The Story
Why it exists.
The beginning
The panda chose bamboo. It could have been anything, meat, roots, whatever crossed its path. But bamboo, exclusively and obsessively, is what the panda chose. That kind of commitment to one thing, while still being a bear, is the kind of tension Zoologist builds around. Chris Maurice translated that into a fragrance in 2017: sweet and green at the surface, with something warmer and wilder waiting underneath. Not a literal interpretation. A creative one. The kind video game designers and niche perfumery obsessives tend to make when they stop being afraid of a good idea.

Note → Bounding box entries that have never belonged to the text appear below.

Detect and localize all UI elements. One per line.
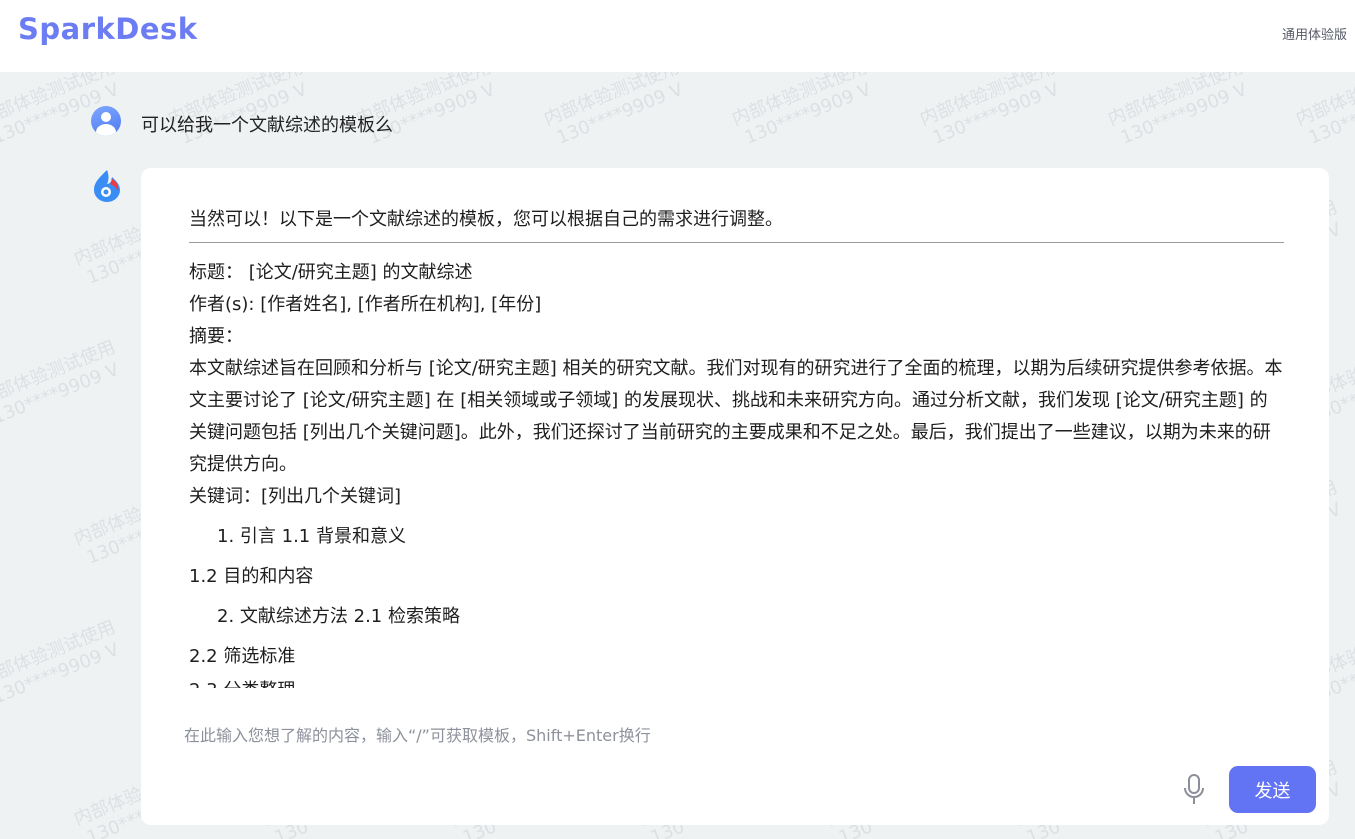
- edition-label: 通用体验版: [1281, 28, 1347, 43]
- answer-outline-item-2: 2. 文献综述方法 2.1 检索策略: [217, 606, 460, 627]
- avatar-head: [101, 112, 111, 122]
- answer-outline-item-2-2: 2.2 筛选标准: [189, 646, 296, 667]
- answer-outline-item-1-2: 1.2 目的和内容: [189, 566, 314, 587]
- answer-divider: [189, 242, 1284, 243]
- microphone-icon[interactable]: [1181, 773, 1207, 807]
- watermark-text: 内部体验测试使用130****9909 V: [729, 72, 875, 149]
- answer-card: 当然可以！以下是一个文献综述的模板，您可以根据自己的需求进行调整。 标题： [论…: [141, 168, 1329, 825]
- brand-logo[interactable]: SparkDesk: [18, 12, 198, 46]
- top-bar: SparkDesk 通用体验版: [0, 0, 1355, 72]
- answer-content: 当然可以！以下是一个文献综述的模板，您可以根据自己的需求进行调整。 标题： [论…: [189, 204, 1284, 709]
- answer-scroll-cutoff: [141, 688, 1329, 708]
- answer-abstract-text: 本文献综述旨在回顾和分析与 [论文/研究主题] 相关的研究文献。我们对现有的研究…: [189, 358, 1283, 475]
- answer-outline-item-1: 1. 引言 1.1 背景和意义: [217, 526, 406, 547]
- answer-intro: 当然可以！以下是一个文献综述的模板，您可以根据自己的需求进行调整。: [189, 209, 783, 230]
- watermark-text: 内部体验测试使用130****9909 V: [541, 72, 687, 149]
- avatar-shoulder: [96, 124, 116, 136]
- watermark-text: 内部体验测试使用130****9909 V: [0, 616, 123, 709]
- answer-author-line: 作者(s): [作者姓名], [作者所在机构], [年份]: [189, 294, 542, 315]
- answer-title-line: 标题： [论文/研究主题] 的文献综述: [189, 262, 473, 283]
- chat-input[interactable]: 在此输入您想了解的内容，输入“/”可获取模板，Shift+Enter换行: [184, 722, 651, 746]
- spark-flame-icon: [91, 169, 123, 203]
- user-avatar-icon: [91, 106, 121, 136]
- send-button[interactable]: 发送: [1229, 766, 1316, 813]
- answer-keywords-line: 关键词：[列出几个关键词]: [189, 486, 402, 507]
- watermark-text: 内部体验测试使用130****9909 V: [1105, 72, 1251, 149]
- watermark-text: 内部体验测试使用130****9909 V: [917, 72, 1063, 149]
- watermark-text: 内部体验测试使用130****9909 V: [0, 336, 123, 429]
- watermark-text: 内部体验测试使用130****9909 V: [1293, 72, 1355, 149]
- user-message: 可以给我一个文献综述的模板么: [141, 115, 393, 136]
- answer-abstract-label: 摘要：: [189, 326, 243, 347]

Most Zoologist fragrances are vegan. Panda is not. The civet in the base exists because an animalic note, handled right, does something no synthetic can replicate, that natural, living warmth that shifts on every body. Combined with musk and sandalwood, the civet doesn't shout. It breathes. The osmanthus-tea pairing is the real stunt here: florals usually play sweet, but osmanthus carries a dark, almost fermented quality that tea amplifies rather than softens. It's why the fragrance feels contemplative rather than cheerful, even when the apple and mandarin are at their brightest.
The evolution
The top notes arrive quickly: apple and mandarin tumbling over osmanthus and magnolia like fruit on a market table. The tea keeps them grounded, green, slightly astringent, a quiet counterweight to the sweetness. Within twenty minutes, the bamboo moves in, and the fragrance gets taller. Less fruit, more air. The green notes take over like mist through a forest canopy. Then the civet surfaces, soft, animalic, almost shy at first. It doesn't compete with the florals. It inhabits them. The drydown is where it all clicks: sandalwood, vanilla, and that civet musk layering into something warm and close, the kind of skin-scent you find hours later on your wrist and think about all day.
Cultural impact
Panda occupies an interesting space in the Zoologist line: it's one of the most approachable entries, yet it contains one of the line's most divisive base notes. The civet creates a natural split. Wearers either find it the fragrance's defining quality, the thing that separates it from a standard fruity-floral, or they wish it weren't there. That tension is where Panda earns its reputation. It's a fragrance that invites conversation: the animal name gives people something to talk about, and the scent gives them something to remember.